Dengan memanfaatkan potensi multidisiplin, Universitas Jenderal Soedirman mengembangkan program yang berorientasi pada penguatan ketahanan pangan, perbaikan status gizi masyarakat, pencegahan penyakit, serta peningkatan layanan kesehatan yang berkelanjutan. Upaya ini diarahkan untuk menghasilkan solusi berbasis ilmu pengetahuan dan teknologi.
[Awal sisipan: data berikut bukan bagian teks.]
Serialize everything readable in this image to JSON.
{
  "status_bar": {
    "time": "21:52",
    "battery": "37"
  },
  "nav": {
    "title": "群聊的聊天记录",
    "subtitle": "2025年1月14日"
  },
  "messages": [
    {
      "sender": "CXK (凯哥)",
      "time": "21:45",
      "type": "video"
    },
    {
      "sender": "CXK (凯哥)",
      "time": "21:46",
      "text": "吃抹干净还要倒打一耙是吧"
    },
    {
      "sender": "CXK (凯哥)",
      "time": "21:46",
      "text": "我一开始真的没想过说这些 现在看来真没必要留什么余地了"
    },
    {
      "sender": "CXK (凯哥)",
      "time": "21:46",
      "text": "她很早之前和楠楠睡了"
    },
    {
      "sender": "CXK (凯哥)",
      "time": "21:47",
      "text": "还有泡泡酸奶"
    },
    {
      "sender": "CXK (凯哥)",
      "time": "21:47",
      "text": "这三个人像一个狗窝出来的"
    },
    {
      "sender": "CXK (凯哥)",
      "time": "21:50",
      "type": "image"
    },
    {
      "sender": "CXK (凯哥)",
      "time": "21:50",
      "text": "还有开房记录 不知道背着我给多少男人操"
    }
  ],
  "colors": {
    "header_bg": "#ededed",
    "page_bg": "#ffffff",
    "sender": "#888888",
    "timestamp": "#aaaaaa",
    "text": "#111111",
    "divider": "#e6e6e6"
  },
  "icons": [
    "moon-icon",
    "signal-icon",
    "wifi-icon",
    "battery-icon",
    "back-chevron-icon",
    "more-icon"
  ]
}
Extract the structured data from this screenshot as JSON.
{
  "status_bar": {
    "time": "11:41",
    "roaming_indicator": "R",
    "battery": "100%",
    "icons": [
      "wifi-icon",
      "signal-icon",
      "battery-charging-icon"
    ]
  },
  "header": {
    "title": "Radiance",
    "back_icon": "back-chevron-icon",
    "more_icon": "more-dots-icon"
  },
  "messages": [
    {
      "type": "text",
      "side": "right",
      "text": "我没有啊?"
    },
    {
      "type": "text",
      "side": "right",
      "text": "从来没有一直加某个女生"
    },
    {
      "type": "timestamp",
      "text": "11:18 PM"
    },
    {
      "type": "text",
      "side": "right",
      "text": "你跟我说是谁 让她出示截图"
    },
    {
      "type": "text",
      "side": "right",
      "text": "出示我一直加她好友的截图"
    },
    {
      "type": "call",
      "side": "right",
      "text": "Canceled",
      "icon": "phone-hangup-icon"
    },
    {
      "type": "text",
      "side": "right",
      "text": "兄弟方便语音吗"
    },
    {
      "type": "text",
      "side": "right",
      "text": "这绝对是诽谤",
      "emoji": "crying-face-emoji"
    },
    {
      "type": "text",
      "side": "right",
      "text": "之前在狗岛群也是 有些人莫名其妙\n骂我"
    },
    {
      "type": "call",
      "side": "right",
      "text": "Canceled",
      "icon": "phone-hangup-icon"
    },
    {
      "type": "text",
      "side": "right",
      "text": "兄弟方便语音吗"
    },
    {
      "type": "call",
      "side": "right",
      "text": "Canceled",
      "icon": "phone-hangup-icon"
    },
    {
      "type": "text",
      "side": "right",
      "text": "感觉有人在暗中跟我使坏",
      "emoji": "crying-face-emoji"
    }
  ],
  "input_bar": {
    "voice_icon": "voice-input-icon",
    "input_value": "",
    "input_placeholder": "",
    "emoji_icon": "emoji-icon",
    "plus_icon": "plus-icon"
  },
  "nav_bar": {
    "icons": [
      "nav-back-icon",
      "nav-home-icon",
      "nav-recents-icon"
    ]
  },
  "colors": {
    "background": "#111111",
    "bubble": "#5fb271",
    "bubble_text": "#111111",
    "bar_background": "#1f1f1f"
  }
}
Dalam bidang pendidikan dan penelitian, universitas mendorong pengembangan ilmu pengetahuan yang mendukung inovasi di sektor pangan, gizi, dan kesehatan. Sejumlah riset dilakukan untuk menghasilkan teknologi pengolahan pangan yang aman dan bergizi, pengembangan pangan fungsional, peningkatan kualitas hasil pertanian dan peternakan, pencegahan dan penanggulangan masalah gizi, pengendalian penyakit, hingga pengembangan layanan kesehatan berbasis bukti.
Universitas menyatakan hasil penelitian tersebut diharapkan dapat memberikan kontribusi nyata terhadap peningkatan kualitas hidup masyarakat, sekaligus menjadi dasar dalam penyusunan kebijakan dan program pembangunan di bidang kesehatan.
Di sisi pengabdian kepada masyarakat, Universitas Jenderal Soedirman melaksanakan kegiatan edukasi dan pemberdayaan melalui penyuluhan kesehatan, pemeriksaan kesehatan, kampanye pola hidup bersih dan sehat, edukasi gizi seimbang, pencegahan stunting, peningkatan kesehatan ibu dan anak, serta pendampingan penerapan pola konsumsi pangan yang aman, bergizi, dan beragam.
Pelaksanaan program tersebut dilakukan melalui kolaborasi dengan pemerintah, fasilitas pelayanan kesehatan, sekolah, komunitas, dan mitra strategis lainnya, dengan tujuan memperluas manfaat yang dirasakan masyarakat.
Universitas juga mengembangkan inovasi pemanfaatan sumber daya lokal untuk mendukung ketahanan pangan dan peningkatan kualitas gizi. Pengembangan produk pangan lokal, diversifikasi pangan, pemanfaatan hasil pertanian dan perikanan, serta penerapan teknologi tepat guna menjadi bagian dari upaya mendorong kemandirian pangan sekaligus meningkatkan nilai tambah produk lokal.
Selain kegiatan di luar kampus, universitas turut mendorong terciptanya lingkungan kampus yang sehat melalui program promotif dan preventif yang ditujukan untuk mendukung kesejahteraan sivitas akademika.
Melalui sinergi pendidikan, penelitian, inovasi, dan pengabdian kepada masyarakat, Universitas Jenderal Soedirman menyatakan terus berkontribusi dalam peningkatan kualitas pangan, gizi, dan kesehatan masyarakat Indonesia. Komitmen ini juga dikaitkan dengan pencapaian Indikator Kinerja Utama perguruan tinggi serta Tujuan Pembangunan Berkelanjutan, khususnya SDG 2 (Tanpa Kelaparan), SDG 3 (Kehidupan Sehat dan Sejahtera), SDG 4 (Pendidikan Berkualitas), dan SDG 12 (Konsumsi dan Produksi yang Bertanggung Jawab).